Bereits nach 24 Minuten gab es nach einem Rückpass auf Keeper Nicolai Rehnen die ersten Pfiffe von den Rängen. "Ich habe da komplettes Verständnis für die Fans. Wenn ich sehe, wie unsere Jungs da rummachen, sie stehen. Fünf Kilo weniger, und dann kann ich auch noch mitlaufen. Wahnsinn. Die Jungs müssen sich auch mal selber in den Arsch treten und sich mal selber hinterfragen, was sie hier alles aufs Spiel setzen. Welche Möglichkeiten sie haben, was wir ihnen auch bieten. Und was dann in den letzten eineinhalb Spielen zurückgegeben wird.“ Imhof zufolge würden der Mannschaft die Führungsspieler fehlen, die das Heft in die Hand nehmen. "Die haben wir aktuell einfach nicht."
Diekmeier kann Kritik "nicht ganz verstehen"

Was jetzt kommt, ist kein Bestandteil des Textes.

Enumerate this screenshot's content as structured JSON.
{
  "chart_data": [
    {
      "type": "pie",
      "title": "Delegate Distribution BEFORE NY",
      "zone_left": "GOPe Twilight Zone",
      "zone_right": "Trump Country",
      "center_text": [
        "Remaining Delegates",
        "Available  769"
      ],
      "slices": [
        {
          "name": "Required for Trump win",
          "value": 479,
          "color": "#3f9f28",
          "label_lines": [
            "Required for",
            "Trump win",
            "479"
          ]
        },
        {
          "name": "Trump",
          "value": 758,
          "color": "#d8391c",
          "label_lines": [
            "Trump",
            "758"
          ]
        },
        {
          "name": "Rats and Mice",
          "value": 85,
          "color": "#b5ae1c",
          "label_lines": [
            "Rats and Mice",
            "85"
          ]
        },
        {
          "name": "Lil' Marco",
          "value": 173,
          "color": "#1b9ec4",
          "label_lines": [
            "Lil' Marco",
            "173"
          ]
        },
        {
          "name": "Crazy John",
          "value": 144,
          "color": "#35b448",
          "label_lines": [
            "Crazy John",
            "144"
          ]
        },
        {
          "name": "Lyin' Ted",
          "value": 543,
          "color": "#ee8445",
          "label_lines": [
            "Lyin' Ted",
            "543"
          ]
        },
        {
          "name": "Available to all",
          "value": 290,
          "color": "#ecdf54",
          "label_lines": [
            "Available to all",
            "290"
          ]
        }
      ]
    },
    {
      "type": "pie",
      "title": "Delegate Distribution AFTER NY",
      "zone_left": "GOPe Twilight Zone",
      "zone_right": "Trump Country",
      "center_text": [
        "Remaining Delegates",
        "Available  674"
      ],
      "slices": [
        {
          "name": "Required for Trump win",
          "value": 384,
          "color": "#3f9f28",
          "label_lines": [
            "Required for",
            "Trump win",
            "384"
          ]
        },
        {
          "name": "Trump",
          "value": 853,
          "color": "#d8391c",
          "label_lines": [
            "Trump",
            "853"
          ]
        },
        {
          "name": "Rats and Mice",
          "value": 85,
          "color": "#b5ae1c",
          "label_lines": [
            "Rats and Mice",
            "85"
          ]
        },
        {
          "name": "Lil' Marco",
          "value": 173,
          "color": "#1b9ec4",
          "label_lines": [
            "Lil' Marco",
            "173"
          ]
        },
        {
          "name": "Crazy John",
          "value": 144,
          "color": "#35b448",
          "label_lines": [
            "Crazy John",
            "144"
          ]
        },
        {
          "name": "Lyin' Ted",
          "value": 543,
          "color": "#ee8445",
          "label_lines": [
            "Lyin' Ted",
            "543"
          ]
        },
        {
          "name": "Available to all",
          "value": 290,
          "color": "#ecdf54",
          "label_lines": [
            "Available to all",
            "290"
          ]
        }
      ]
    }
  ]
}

Mit Dennis Diekmeier kam einer solcher zu Beginn der zweiten Halbzeit aber auf den Platz, riss die Partie an sich, zeigte die geforderte Körpersprache und hatte am Ende großen Anteil daran, dass der SVS das Spiel durch ein Traumtor von Livan Burcu (76.) noch für sich entscheiden konnte. Die Kritik von Imhof konnte 34-Jährige "nicht ganz verstehen", wie er am "Telekom"-Mikrofon betonte: "Die Mannschaft wollte, aber uns haben ein bisschen die Tiefenläufe gefehlt. Ein bisschen auch die Mentalität, das Spiel gewinnen zu wollen. Das haben wir dann geändert und richtig Druck und Power in die Partie bekommen. Das war dann ganz gut."

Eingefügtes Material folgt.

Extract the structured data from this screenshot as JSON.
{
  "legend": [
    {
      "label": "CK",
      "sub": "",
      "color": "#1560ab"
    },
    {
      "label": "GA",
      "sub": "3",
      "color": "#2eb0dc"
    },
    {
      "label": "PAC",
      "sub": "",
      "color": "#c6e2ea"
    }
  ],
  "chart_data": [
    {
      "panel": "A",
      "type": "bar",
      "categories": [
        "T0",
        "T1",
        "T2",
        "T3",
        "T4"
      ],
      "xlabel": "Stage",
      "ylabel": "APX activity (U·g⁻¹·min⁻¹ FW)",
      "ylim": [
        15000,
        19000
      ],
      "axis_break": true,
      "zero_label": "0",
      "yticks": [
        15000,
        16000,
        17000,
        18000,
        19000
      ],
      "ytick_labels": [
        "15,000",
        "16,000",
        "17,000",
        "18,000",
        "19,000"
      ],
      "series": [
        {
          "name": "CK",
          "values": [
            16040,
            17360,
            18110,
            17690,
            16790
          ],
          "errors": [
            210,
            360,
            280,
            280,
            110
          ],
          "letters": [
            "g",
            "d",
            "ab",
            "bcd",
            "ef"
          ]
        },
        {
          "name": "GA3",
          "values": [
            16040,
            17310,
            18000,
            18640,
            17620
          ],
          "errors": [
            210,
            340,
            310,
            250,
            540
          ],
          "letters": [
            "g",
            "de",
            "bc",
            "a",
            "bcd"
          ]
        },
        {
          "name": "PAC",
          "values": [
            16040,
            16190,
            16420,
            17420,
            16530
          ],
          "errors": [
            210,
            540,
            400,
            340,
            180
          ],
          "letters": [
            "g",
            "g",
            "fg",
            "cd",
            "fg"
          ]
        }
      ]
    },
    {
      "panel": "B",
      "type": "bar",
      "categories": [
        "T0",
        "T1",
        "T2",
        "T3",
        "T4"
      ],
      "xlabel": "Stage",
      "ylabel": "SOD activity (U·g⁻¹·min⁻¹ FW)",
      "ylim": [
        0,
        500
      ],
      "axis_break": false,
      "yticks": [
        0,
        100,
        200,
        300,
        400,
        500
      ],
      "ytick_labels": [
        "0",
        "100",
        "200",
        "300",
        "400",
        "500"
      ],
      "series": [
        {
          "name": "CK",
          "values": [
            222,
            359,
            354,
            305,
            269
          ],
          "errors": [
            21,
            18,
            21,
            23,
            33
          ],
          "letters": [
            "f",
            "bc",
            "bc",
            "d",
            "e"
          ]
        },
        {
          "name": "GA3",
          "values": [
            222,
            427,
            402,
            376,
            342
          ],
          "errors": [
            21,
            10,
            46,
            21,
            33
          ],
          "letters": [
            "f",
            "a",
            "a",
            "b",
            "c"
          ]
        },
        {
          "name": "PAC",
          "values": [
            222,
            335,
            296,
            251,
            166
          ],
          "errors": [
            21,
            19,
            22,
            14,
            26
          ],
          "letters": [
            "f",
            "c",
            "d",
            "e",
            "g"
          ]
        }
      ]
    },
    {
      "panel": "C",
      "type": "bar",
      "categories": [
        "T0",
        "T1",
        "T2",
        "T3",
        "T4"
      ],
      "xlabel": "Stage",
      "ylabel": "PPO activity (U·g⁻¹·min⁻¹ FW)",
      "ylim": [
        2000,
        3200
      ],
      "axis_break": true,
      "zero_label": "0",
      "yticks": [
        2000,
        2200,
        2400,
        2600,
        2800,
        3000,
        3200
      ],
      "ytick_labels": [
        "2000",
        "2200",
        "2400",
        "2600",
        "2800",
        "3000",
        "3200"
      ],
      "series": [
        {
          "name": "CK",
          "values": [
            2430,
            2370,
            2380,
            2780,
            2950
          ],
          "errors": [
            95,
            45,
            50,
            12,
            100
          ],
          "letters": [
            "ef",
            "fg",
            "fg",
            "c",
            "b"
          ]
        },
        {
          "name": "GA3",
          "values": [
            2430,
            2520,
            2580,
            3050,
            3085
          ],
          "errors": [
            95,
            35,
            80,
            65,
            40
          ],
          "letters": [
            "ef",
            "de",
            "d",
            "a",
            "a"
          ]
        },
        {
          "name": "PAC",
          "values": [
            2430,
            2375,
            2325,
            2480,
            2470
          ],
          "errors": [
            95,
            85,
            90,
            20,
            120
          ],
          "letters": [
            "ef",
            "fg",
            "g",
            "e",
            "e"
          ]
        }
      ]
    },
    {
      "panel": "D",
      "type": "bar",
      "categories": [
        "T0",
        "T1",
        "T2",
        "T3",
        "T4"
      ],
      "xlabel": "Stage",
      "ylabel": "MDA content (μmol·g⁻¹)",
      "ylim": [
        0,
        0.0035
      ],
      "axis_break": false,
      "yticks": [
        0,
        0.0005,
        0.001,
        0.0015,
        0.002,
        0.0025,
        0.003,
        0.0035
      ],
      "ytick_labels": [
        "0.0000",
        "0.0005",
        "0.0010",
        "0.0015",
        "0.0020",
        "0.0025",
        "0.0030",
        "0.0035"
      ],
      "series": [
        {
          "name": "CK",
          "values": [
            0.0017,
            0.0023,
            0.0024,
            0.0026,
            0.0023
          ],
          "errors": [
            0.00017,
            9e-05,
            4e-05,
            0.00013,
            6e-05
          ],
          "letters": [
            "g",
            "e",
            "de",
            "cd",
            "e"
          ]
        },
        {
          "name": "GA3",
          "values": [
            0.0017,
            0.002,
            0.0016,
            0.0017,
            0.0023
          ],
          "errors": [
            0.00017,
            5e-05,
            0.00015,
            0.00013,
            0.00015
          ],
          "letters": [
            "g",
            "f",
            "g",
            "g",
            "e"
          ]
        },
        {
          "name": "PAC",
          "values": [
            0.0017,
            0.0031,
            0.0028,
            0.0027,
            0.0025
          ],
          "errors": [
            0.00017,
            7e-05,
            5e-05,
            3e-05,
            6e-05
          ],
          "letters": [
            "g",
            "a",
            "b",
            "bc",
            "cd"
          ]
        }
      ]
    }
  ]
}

Auch Trainer Jens Keller, der entgegen der Erwartung von Imhof zur Pause "sachlich und ruhig" auf die Mannschaft eingeredet hatte, habe nicht den Eindruck gehabt, "dass die Jungs nicht wollten". Stattdessen sei eine "gewisse Verunsicherung" zu spüren gewesen. Womöglich auch aufgrund der Pfiffe von den Rängen, für die Keller "kein Verständnis" hatte: "Wir wollen ruhig aufbauen und nicht jeden Ball lang nach vorne schlagen." Es sei "unheimlich schwer" gewesen, "weil es Freiburg gut macht". Gleichwohl hielt auch der Chefcoach fest, dass er mit der ersten Halbzeit nicht zufrieden gewesen sei: "Uns hat die Tiefe gefehlt, wir haben keine Lösungen gefunden." Dennoch sei der Sieg "enorm wichtig" gewesen. Denn in der Tabelle rückt der SVS vorerst auf den fünften Platz und auf fünf Zähler an den SSV Ulm 1846 heran.

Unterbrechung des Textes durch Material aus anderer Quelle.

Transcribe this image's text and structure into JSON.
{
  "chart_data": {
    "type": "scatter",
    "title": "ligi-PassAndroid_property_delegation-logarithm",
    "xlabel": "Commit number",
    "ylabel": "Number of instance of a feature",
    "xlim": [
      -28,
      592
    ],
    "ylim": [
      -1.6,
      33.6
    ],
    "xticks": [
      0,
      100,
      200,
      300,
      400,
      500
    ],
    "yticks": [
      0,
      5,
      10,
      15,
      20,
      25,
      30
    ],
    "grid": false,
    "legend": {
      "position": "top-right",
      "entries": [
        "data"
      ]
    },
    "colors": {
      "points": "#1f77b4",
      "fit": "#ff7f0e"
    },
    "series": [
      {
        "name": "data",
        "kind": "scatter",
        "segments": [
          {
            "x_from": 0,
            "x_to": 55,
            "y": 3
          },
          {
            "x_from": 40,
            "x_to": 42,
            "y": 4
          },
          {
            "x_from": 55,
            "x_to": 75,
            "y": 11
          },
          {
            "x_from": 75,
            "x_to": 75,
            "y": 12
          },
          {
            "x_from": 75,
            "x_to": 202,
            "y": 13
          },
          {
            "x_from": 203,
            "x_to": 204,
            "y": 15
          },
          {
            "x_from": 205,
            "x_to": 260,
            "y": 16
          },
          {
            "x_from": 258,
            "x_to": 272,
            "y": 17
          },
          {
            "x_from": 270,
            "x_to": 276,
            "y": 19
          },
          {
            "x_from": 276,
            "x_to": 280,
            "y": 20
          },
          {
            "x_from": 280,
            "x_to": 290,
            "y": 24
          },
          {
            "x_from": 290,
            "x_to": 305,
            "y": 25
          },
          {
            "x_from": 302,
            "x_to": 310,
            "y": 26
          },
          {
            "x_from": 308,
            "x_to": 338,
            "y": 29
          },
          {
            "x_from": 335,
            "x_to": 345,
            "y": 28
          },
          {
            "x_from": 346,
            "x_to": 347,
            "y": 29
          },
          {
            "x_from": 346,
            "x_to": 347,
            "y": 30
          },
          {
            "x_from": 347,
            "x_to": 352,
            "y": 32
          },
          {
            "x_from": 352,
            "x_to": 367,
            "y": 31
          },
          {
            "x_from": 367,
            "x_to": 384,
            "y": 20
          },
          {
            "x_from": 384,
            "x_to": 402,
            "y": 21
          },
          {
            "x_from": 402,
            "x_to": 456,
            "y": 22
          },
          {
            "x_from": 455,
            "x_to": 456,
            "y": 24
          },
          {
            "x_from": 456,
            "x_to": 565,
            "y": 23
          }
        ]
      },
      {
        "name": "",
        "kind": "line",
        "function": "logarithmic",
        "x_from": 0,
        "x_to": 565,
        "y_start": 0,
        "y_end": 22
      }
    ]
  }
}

Am Sonntag in einer Woche kommt es zum direkten Duell. "Da brauchen wir Mentalität und Aggressivität", forderte Diekmeier. Ob die Mannschaft dann einen Auftritt zeigen kann, der Imhof nicht wieder zu einer Wutrede veranlasst? Was Hoffnung macht, ist die Tatsache, dass der SVS gegen die Topteams bisher gut aussah und aus fünf Spielen gegen die ersten drei Mannschaften starke zwölf Punkte geholt hat. Das Hinspiel gegen Ulm ging allerdings verloren.